El fallo social se impone al judicial y en tiempo real se reacciona con las vísceras más que con elementos jurídicos. La ola es arrolladora y se convierte en un peligroso poder paralelo que marcará, a partir de ahora, la acción de los políticos, que no desviarán jamás su vista de la pantalla de su teléfono móvil. Estamos abocados a una democracia de Twitter, un peligro latente para la propia democracia tradicional cuando mesnadas de opinadores ex cátedra se lanzan a expresar su particular criterio, disparando con balas trazadoras de grueso calibre incompatibles con los matices, los distintos elementos que rodean a un hecho informativo y que resulta imprescindible tener en cuenta para proceder a su interpretación.

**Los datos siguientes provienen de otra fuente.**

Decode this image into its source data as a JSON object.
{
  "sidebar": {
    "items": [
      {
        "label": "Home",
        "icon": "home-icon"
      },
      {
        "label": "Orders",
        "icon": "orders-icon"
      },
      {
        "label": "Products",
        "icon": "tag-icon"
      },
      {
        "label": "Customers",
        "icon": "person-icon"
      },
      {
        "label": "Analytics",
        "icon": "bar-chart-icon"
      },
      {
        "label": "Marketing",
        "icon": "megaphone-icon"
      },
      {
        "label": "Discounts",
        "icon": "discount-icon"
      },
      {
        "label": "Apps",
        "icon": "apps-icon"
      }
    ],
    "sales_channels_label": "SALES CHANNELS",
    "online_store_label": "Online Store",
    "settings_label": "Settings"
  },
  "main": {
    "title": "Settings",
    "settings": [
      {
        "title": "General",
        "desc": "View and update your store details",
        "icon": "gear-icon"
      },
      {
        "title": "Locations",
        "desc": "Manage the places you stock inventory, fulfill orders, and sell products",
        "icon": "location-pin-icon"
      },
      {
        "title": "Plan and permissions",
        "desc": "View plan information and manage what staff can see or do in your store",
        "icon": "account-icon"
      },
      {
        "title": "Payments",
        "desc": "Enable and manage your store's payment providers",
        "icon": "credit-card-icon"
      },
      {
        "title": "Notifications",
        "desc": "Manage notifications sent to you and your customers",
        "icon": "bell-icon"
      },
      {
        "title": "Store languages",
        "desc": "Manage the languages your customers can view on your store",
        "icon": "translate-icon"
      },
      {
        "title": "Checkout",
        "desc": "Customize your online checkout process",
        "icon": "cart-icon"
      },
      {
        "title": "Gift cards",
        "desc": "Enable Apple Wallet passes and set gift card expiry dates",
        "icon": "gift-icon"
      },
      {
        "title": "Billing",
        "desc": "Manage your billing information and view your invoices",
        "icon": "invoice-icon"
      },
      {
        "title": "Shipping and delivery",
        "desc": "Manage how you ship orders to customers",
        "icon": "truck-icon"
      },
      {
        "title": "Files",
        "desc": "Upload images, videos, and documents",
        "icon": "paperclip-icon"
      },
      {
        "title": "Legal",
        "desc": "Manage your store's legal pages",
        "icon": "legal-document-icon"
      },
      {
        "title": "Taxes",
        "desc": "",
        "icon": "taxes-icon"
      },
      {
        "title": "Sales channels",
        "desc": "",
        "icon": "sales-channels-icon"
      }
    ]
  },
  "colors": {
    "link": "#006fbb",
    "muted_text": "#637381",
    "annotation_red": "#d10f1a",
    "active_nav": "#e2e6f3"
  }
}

Estamos abocados a una ‘democracia de Twitter’, un peligro latente para la propia democracia que arrastra consigo la posverdad, una ‘verdad social’ que nada tiene que ver con la real
A veces el riesgo es que la corriente digital se convierta en turbamulta y que una pretendida trasferencia hacia el poder digital concluya en populismo manejado por el populacho. Ojo a esta amenaza inmanente porque nos vamos a jugar mucho de ahora en adelante. Los “empoderados” pueden pretender, ¿por qué no?, sustituir a los políticos y, por supuesto, a los periodistas. Algunos lindos le llaman a esto “periodismo ciudadano”, cuando no existen protocolos profesionales de actuación que permitan considerarlo ni una cosa ni la otra. El oportunismo se cuela en las redes de la mano del populismo y la demagogia. Esto constituye un hecho relevante del que es conveniente advertir antes de que sea demasiado tarde y los cuarteles donde se fabrican las fake news tomen, al asalto digital, el poder real de toda una sociedad.
La posverdad es, en realidad, la “verdad social” que nada tiene que ver con la real. Una amenaza en toda regla para la conformación de estados de opinión ecuánimes, rigurosos y objetivos. Antes, la opinión pública y la opinión publicada se retroalimentaban y podían coincidir o no, pero partiendo de premisas comunes. Los medios de comunicación basaban su poder en la influencia inmanente para construir corrientes de opinión basándose en datos ciertos y en un trabajo riguroso de comprobación y análisis, aplicando protocolos que parecen quedar arrumbados ahora por la fuerza de los hechos. Ahora, el poder reside en quien puede opinar de todo y por su orden, aunque carezca de conocimiento para ello. Lo importante no es la formación intelectual, en absoluto. Lo fundamental y determinante es el número de followers, lo demás da lo mismo. Por eso, a ver quién es el guapo que le lleva la contraria a las corrientes expresadas, a toda velocidad, en redes convertidas en auténticas democracias paralelas. La tarea se revela tan imposible como incompatible con el estilo de nuestros políticos. ¿O es que creen ustedes que un candidato resistirá, a partir de ahora, el acoso y derribo desde Internet contra su criterio sin cambiar de opinión? La respuesta resulta tan obvia como inquietante.